Publié le par Alexandre Gefen (Source : Camille Tauveron)

Le principe selon lequel un réseau d'analogies occultes relierait le monde d'en bas avec le monde d'en haut constitue, selon l'historien A. Faivre, le premier élément fondamental de la pensée ésotérique occidentale. Selon les textes platoniciens, gnostiques et hermético-alexandrins, abondamment glosés au Moyen Âge par les Pères et les docteurs de l'Église, puis repris inlassablement à la Renaissance par les érudits hermétisants et par les kabbalistes chrétiens, l'homme et l'univers, microcosme et macrocosme, ne peuvent être lus ni compris qu'en regard, car ils se contiennent – et s'illustrent – mutuellement.

Dans l'histoire de l'ésotérisme occidental, on sait que cette idée n'est pas demeurée stérile. Pendant des siècles, elle a servi de modèle théorique sous-jacent aux pratiques de l'alchimie et de l'astrologie ainsi que, dans la culture juive, à celles de la kabbale. Après avoir joui d'un nouvel essor à la Renaissance, elle a ensuite inspiré la médecine holistique de Paracelse, la théosophie mystique de Böhme, les fresques visionnaires de l'au-delà de Swedenborg. Si, à partir de la fin du XVIIe siècle, les sciences de la Nature l'ont jugée non pertinente pour l'explication des phénomènes physiques, elle n'en était pas moins, désormais, profondément enracinée dans l'imaginaire philosophique, artistique et littéraire de l'Occident.

S'interroger, dans une perspective interdisciplinaire, sur la présence – ou sur la résurgence – de ce modèle de pensée au sein de différents domaines de la littérature et de la pensée occidentale depuis le Moyen Âge, cela revient, selon nous, à relever deux genres de défis. D'un côté, il s'agit de comprendre quelles sont les formes esthétiques et sémiotiques qu'a pu revêtir le principe d'analogie micro-macrocosmique, une fois qu'on l'a dégagé de son contexte naturel, de type spéculatif, pour l'appliquer à des contextes différents, littéraires, artistiques ou autres. La diversité virtuelle de ces formes tient, nous semble-t-il, à la nature même du principe en question, qui s'avère être d'une souplesse et d'une générativité remarquables.

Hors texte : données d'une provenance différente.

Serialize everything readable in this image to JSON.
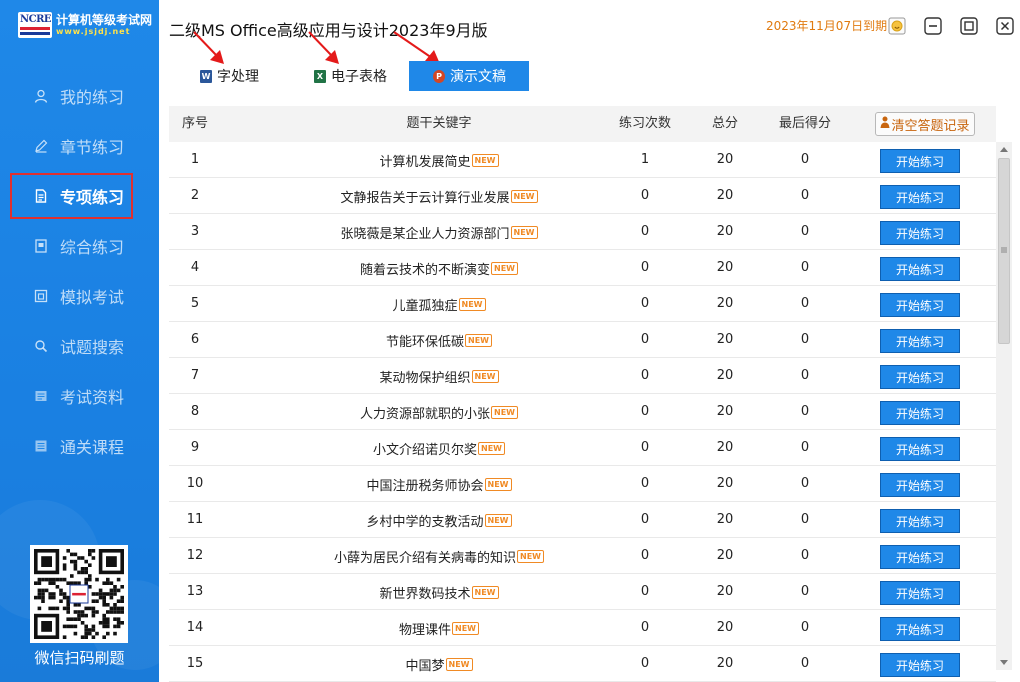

À un deuxième niveau, l'étude de ce genre d'emprunts favorise le retour de la réflexion sur le modèle de pensée en question. D'où provient, en effet, l'idée de l'analogie micro-macrocosmique, pivot conceptuel autour duquel se sont organisés, au sein de notre culture, quelques millénaires de spéculations anthropologiques et cosmologiques, mais qui est répandue également dans les traditions religieuses d'Orient? Qu'est-ce qui l'a rendue aux yeux de l'homme occidental, des siècles durant, un instrument apte à penser le réel? Et enfin: à notre époque, l'époque du « désenchantement du monde », quelle est la fonction d'un modèle de pensée célébrant la cohésion ontologique de toutes choses, assurée par d'invisibles signatures, et réaffirmant, par là même, l'unité ultime de l'univers?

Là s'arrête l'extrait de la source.